Marketing of library products and services is done both formally and informally – the opportunities to impress your users simply by doing your job well and going the extra mile are myriad. The reference interview offers the perfect chance to build awareness of the library’s value and helps build personal relationships that ensure library staff are always thought of as integral to employee efficiency and success. It’s well known that people often ask “the wrong question” – yes, there is such a thing – when they approach a librarian for help. They usually ask for data. It’s your job to expand or even narrow the scope of their request so that you can deliver the information and knowledge they really need.

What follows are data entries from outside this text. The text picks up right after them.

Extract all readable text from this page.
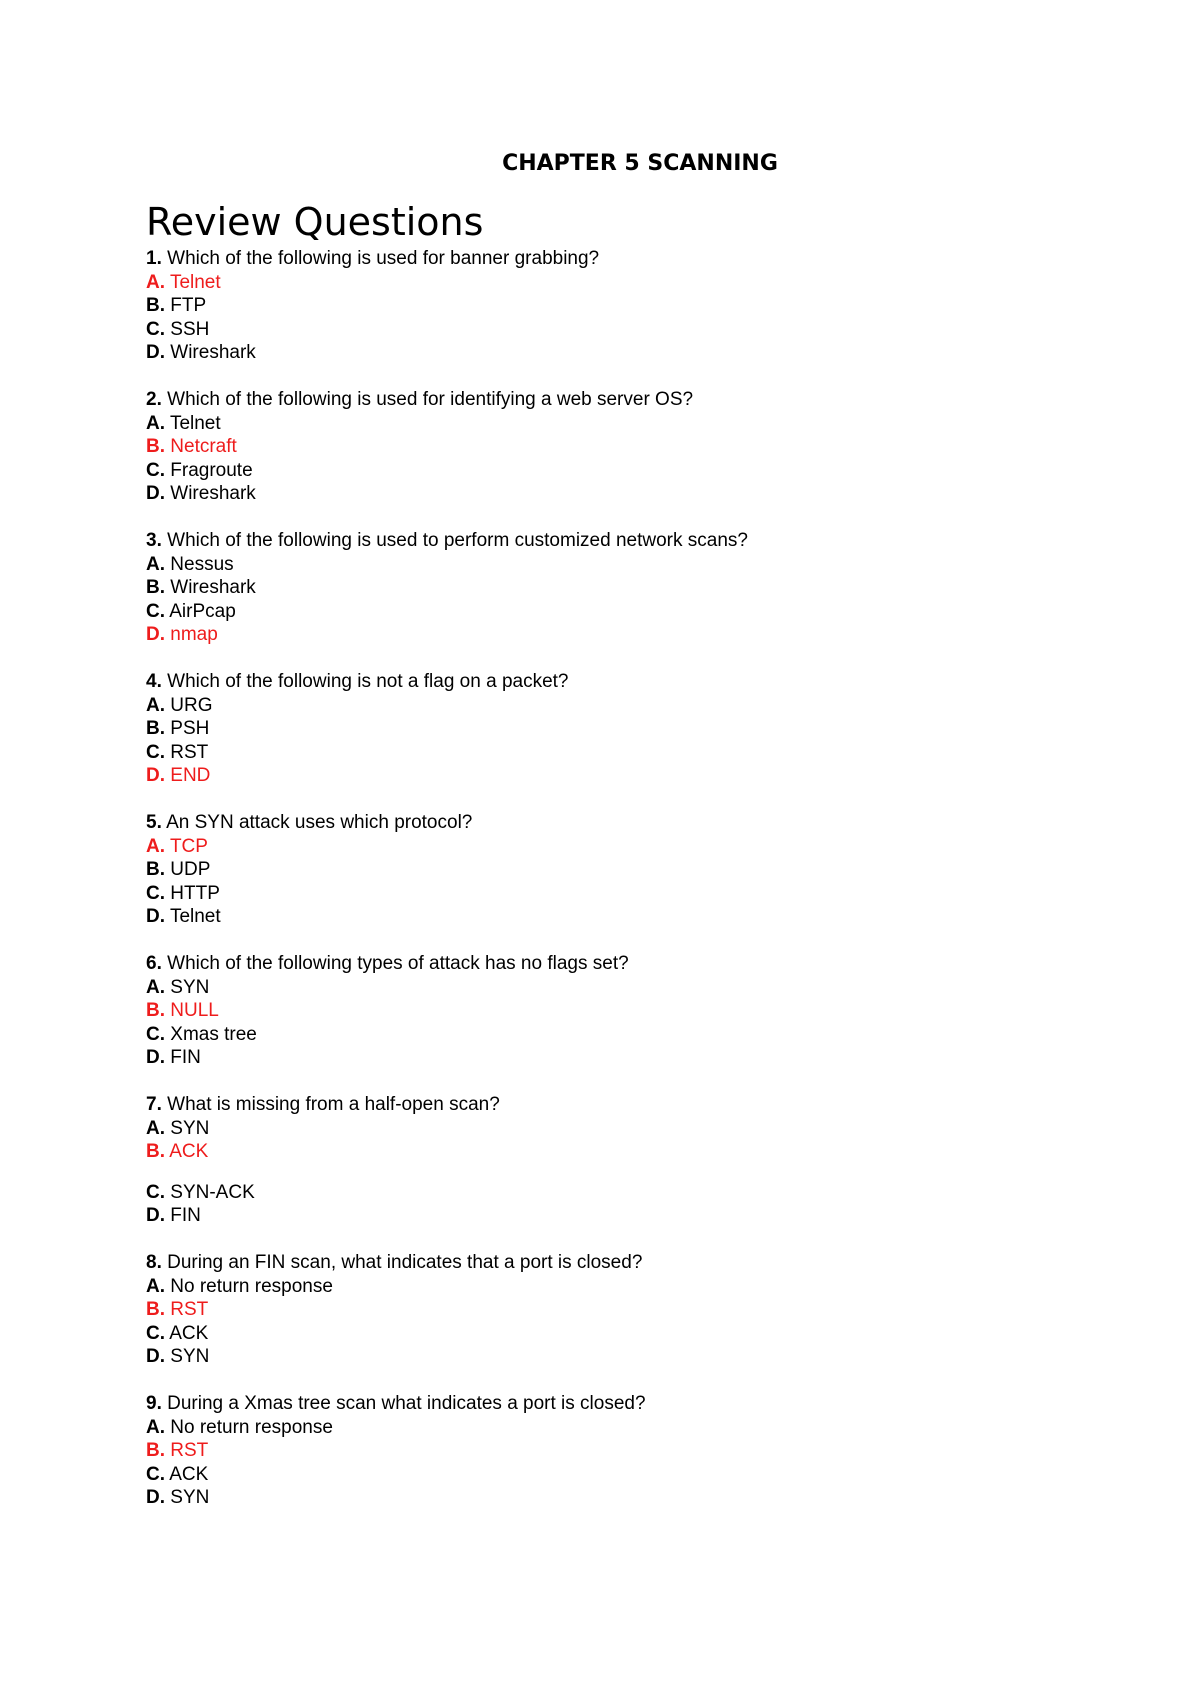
CHAPTER 5 SCANNING
Review Questions
1. Which of the following is used for banner grabbing?
A. Telnet
B. FTP
C. SSH
D. Wireshark
2. Which of the following is used for identifying a web server OS?
A. Telnet
B. Netcraft
C. Fragroute
D. Wireshark
3. Which of the following is used to perform customized network scans?
A. Nessus
B. Wireshark
C. AirPcap
D. nmap
4. Which of the following is not a flag on a packet?
A. URG
B. PSH
C. RST
D. END
5. An SYN attack uses which protocol?
A. TCP
B. UDP
C. HTTP
D. Telnet
6. Which of the following types of attack has no flags set?
A. SYN
B. NULL
C. Xmas tree
D. FIN
7. What is missing from a half-open scan?
A. SYN
B. ACK
C. SYN-ACK
D. FIN
8. During an FIN scan, what indicates that a port is closed?
A. No return response
B. RST
C. ACK
D. SYN
9. During a Xmas tree scan what indicates a port is closed?
A. No return response
B. RST
C. ACK
D. SYN
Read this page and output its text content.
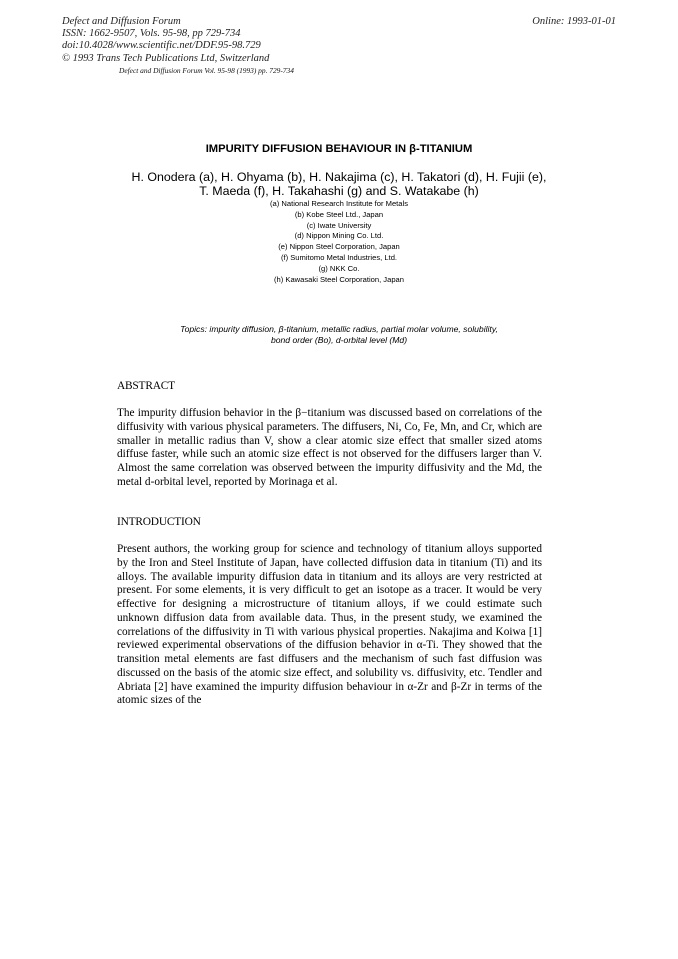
Defect and Diffusion Forum
ISSN: 1662-9507, Vols. 95-98, pp 729-734
doi:10.4028/www.scientific.net/DDF.95-98.729
© 1993 Trans Tech Publications Ltd, Switzerland
Online: 1993-01-01
Defect and Diffusion Forum Vol. 95-98 (1993) pp. 729-734
IMPURITY DIFFUSION BEHAVIOUR IN β-TITANIUM
H. Onodera (a), H. Ohyama (b), H. Nakajima (c), H. Takatori (d), H. Fujii (e),
T. Maeda (f), H. Takahashi (g) and S. Watakabe (h)
(a) National Research Institute for Metals
(b) Kobe Steel Ltd., Japan
(c) Iwate University
(d) Nippon Mining Co. Ltd.
(e) Nippon Steel Corporation, Japan
(f) Sumitomo Metal Industries, Ltd.
(g) NKK Co.
(h) Kawasaki Steel Corporation, Japan
Topics: impurity diffusion, β-titanium, metallic radius, partial molar volume, solubility,
bond order (Bo), d-orbital level (Md)
ABSTRACT
The impurity diffusion behavior in the β−titanium was discussed based on correlations of the diffusivity with various physical parameters. The diffusers, Ni, Co, Fe, Mn, and Cr, which are smaller in metallic radius than V, show a clear atomic size effect that smaller sized atoms diffuse faster, while such an atomic size effect is not observed for the diffusers larger than V. Almost the same correlation was observed between the impurity diffusivity and the Md, the metal d-orbital level, reported by Morinaga et al.
INTRODUCTION
Present authors, the working group for science and technology of titanium alloys supported by the Iron and Steel Institute of Japan, have collected diffusion data in titanium (Ti) and its alloys. The available impurity diffusion data in titanium and its alloys are very restricted at present. For some elements, it is very difficult to get an isotope as a tracer. It would be very effective for designing a microstructure of titanium alloys, if we could estimate such unknown diffusion data from available data. Thus, in the present study, we examined the correlations of the diffusivity in Ti with various physical properties. Nakajima and Koiwa [1] reviewed experimental observations of the diffusion behavior in α-Ti. They showed that the transition metal elements are fast diffusers and the mechanism of such fast diffusion was discussed on the basis of the atomic size effect, and solubility vs. diffusivity, etc. Tendler and Abriata [2] have examined the impurity diffusion behaviour in α-Zr and β-Zr in terms of the atomic sizes of the
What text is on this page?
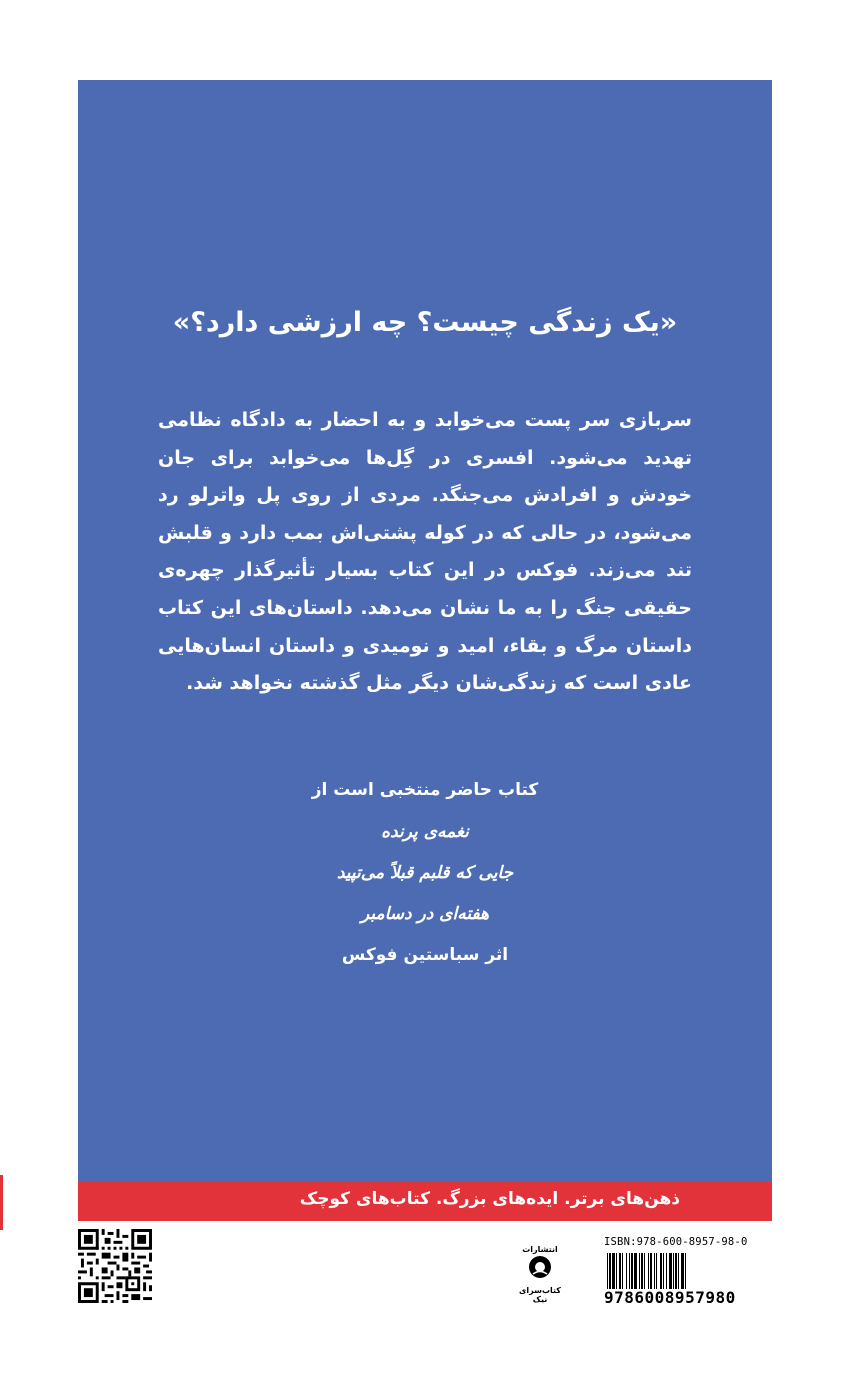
«یک زندگی چیست؟ چه ارزشی دارد؟»
سربازی سر پست می‌خوابد و به احضار به دادگاه نظامی تهدید می‌شود. افسری در گِل‌ها می‌خوابد برای جان خودش و افرادش می‌جنگد. مردی از روی پل واترلو رد می‌شود، در حالی که در کوله پشتی‌اش بمب دارد و قلبش تند می‌زند. فوکس در این کتاب بسیار تأثیرگذار چهره‌ی حقیقی جنگ را به ما نشان می‌دهد. داستان‌های این کتاب داستان مرگ و بقاء، امید و نومیدی و داستان انسان‌هایی عادی است که زندگی‌شان دیگر مثل گذشته نخواهد شد.
کتاب حاضر منتخبی است از
نغمه‌ی پرنده
جایی که قلبم قبلاً می‌تپید
هفته‌ای در دسامبر
اثر سباستین فوکس
ذهن‌های برتر. ایده‌های بزرگ. کتاب‌های کوچک
انتشارات
کتاب‌سرای نیک
ISBN:978-600-8957-98-0
9786008957980
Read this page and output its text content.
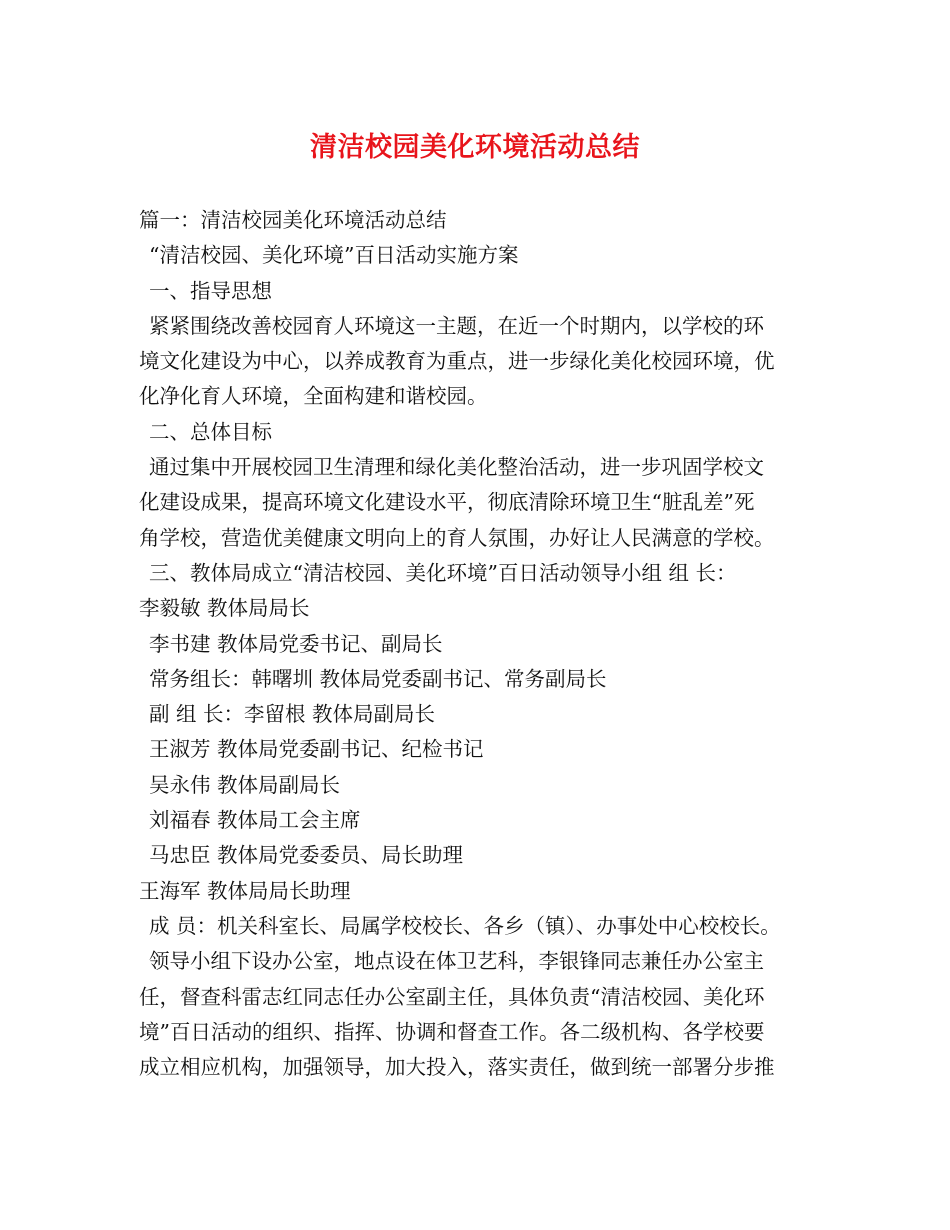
清洁校园美化环境活动总结
篇一：清洁校园美化环境活动总结
“清洁校园、美化环境”百日活动实施方案
一、指导思想
紧紧围绕改善校园育人环境这一主题，在近一个时期内，以学校的环
境文化建设为中心，以养成教育为重点，进一步绿化美化校园环境，优
化净化育人环境，全面构建和谐校园。
二、总体目标
通过集中开展校园卫生清理和绿化美化整治活动，进一步巩固学校文
化建设成果，提高环境文化建设水平，彻底清除环境卫生“脏乱差”死
角学校，营造优美健康文明向上的育人氛围，办好让人民满意的学校。
三、教体局成立“清洁校园、美化环境”百日活动领导小组 组 长：
李毅敏 教体局局长
李书建 教体局党委书记、副局长
常务组长：韩曙圳 教体局党委副书记、常务副局长
副 组 长：李留根 教体局副局长
王淑芳 教体局党委副书记、纪检书记
吴永伟 教体局副局长
刘福春 教体局工会主席
马忠臣 教体局党委委员、局长助理
王海军 教体局局长助理
成 员：机关科室长、局属学校校长、各乡（镇）、办事处中心校校长。
领导小组下设办公室，地点设在体卫艺科，李银锋同志兼任办公室主
任，督查科雷志红同志任办公室副主任，具体负责“清洁校园、美化环
境”百日活动的组织、指挥、协调和督查工作。各二级机构、各学校要
成立相应机构，加强领导，加大投入，落实责任，做到统一部署分步推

In my years as a researcher at McKinsey and Company, and then as a research manager brainstorming with librarians and information specialists as they worked on projects, I learned that the best question for a librarian to ask, first and foremost, is: what problem are you trying to solve? Context is everything.

Once the requester describes the context for their request – the background, the reason for the specific initial question, the desired end result, and the deliverable that they have to produce, you will be best able to help them – beyond (or even instead of) answering the original data request. *If they resist engaging with you for a dialogue rather than the transaction they envisioned, quickly explain the above …and then if they still want a transaction, you can deliver the exact data they requested and say you are available for follow up. That in itself is great customer service and is also good marketing for the department – even though you know you could add much more value with higher engagement.

A second question helped us hone in on the level of research required, or at least the type of deliverable needed. We would say: “Do you want to be…

  • Cocktail party smart,
  • Go to lunch smart, or
  • Boil the ocean smart?”
I got a kick out of it when one day I was walking along the hall and heard someone instruct his business analyst to go to R&I (the Research and Information Services Department) and “have them make you cocktail party smart on this before we meet with the client.” Understand the information need, deliver more than simply data, and empower your users at the appropriate level for the context - and you will embed the library as a valued player in the daily workflow.